The old dhobi was alone pressing some garments on the same old wooden table with the same old giant charcoal iron-box. He looked up and puckered his face to get a better view of the sudden intruder. His wizened visage lit up with a grin . ‘ Pradip Babu! You! After so many years!’
I smiled and nodded.
‘Please sit. Please sit,’ he said frantically. You are in Kolkata now I presume. Seii je gelen…’
I sat down on the rickety mora and surveyed the nondescript room in the dim light of a low power bulb suspended by a thin electric wire from the dilapidated tiled roof . Amidst a broken mirror, a decrepit cot, and an earthen oven the only visible embellishment was an old calendar bearing the picture of the Deity of Wealth. Evidently, the bounteous Goddess has not been too kind to this poor man. In one corner of the room, my eyes fell on a device I knew rather intimately. A stand fan. A sturdy old model that once belonged to me.
The old man who was following my eyes now spoke. ‘Pradip Babu, I know why you have come. But right now I don’t have….I mean I am completely….’
I raised my palm reassuringly. ‘I have come just to meet you . After all, I have lived in this place for many years.’ I was trying my best to make the value of nostalgia understood to a man to whom the very concept was unknown.
But the old man continued, ‘Believe me, Pradip Babu, I had kept your money safely from the clutches of my son before he left me. Even when I was in dire need of money for my wife’s treatment just before she died I did not touch it. I intended to give it to you when you would come again. But it was so long. It was only last year that I became ill myself and could no longer ….. I thought the old notes will be of no use as they were launching new ones at that time.’
I was embarrassed. Before my sudden transfer from Siliguri, I had decided to dispose of this unwieldy fan and buy a portable one.
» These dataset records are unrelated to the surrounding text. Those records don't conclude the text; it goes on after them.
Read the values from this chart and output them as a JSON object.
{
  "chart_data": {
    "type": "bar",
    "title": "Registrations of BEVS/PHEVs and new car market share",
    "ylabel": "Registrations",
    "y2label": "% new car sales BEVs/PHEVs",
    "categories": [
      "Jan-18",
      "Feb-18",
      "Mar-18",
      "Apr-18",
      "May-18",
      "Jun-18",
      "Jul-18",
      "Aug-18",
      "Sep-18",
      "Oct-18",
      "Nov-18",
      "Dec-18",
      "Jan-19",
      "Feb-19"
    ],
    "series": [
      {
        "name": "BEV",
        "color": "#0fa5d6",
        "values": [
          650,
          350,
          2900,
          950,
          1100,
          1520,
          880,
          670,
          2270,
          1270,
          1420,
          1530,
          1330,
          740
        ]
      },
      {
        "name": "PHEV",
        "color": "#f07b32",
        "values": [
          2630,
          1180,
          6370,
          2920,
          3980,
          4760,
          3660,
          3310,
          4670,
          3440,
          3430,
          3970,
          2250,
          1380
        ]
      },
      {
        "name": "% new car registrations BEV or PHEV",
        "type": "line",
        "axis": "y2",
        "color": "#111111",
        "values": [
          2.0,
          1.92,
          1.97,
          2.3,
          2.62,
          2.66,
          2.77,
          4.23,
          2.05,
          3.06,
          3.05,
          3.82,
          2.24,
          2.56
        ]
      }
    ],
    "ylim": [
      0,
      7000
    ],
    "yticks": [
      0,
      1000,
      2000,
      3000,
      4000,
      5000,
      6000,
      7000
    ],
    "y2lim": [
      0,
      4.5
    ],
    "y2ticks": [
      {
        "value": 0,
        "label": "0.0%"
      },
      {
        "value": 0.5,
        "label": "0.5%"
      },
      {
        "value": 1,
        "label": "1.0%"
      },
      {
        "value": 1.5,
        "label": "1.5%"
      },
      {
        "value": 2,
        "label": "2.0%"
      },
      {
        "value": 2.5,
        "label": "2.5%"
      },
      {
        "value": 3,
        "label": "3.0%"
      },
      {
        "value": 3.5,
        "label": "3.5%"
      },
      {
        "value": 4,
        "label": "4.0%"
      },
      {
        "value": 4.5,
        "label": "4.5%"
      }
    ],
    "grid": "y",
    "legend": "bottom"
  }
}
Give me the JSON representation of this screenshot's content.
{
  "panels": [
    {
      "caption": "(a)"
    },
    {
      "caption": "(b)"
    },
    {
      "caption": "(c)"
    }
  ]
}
This man had shown eagerness and he had himself fixed and promised a price of three hundred — a promise he could not keep even till the day of my departure. I had written it off in good spirit but it was he who insisted that he would definitely pay me ‘one day’.
‘Please forget about it,’ I said. ‘ Do you think I have come to you after all these years only to ask for the fan’s price? In fact, I am happy that the fan is still serving you well.’
‘No, No, Pradip Babu. Not the fan. I know you would be kind enough to forgo it. I meant the money which Tapan brought a few months after you left . He would not give it to me without your sign until I promised him to pass it on to you.’ The old Dhobi said. Then handing me an old yellowish polythene packet from under the table cover he added , ‘ I had preserved your money in this plastic along with my other papers.’
Tapan, who? , I asked
‘Tapan from the post office . Remember him ? Please look inside the plastic. The paper will be still there.’
I sifted through a timeworn shop license , a frayed Aadhaar Card , a few tattered medical prescriptions, and a dog-eared Ration booklet until my eyes caught my name and a few lines in an oblong piece of paper.
Dear Mr. Pradip
I am extremely sorry. It was I who took your money from the hawker on
the train two months back. Actually, I had lost my job in Kolkata and
was completely broke and desperate. But now, by the grace of God and
your good wishes, I have landed a job at Gangtok. And today, immediately
after getting my first salary, I am sending you this Money Order . I
hope you will forgive me. My conscience has been pricking me for the
last two months. But once I receive the acknowledgement I shall be
relieved to know that you will not continue to suspect the wrong man.”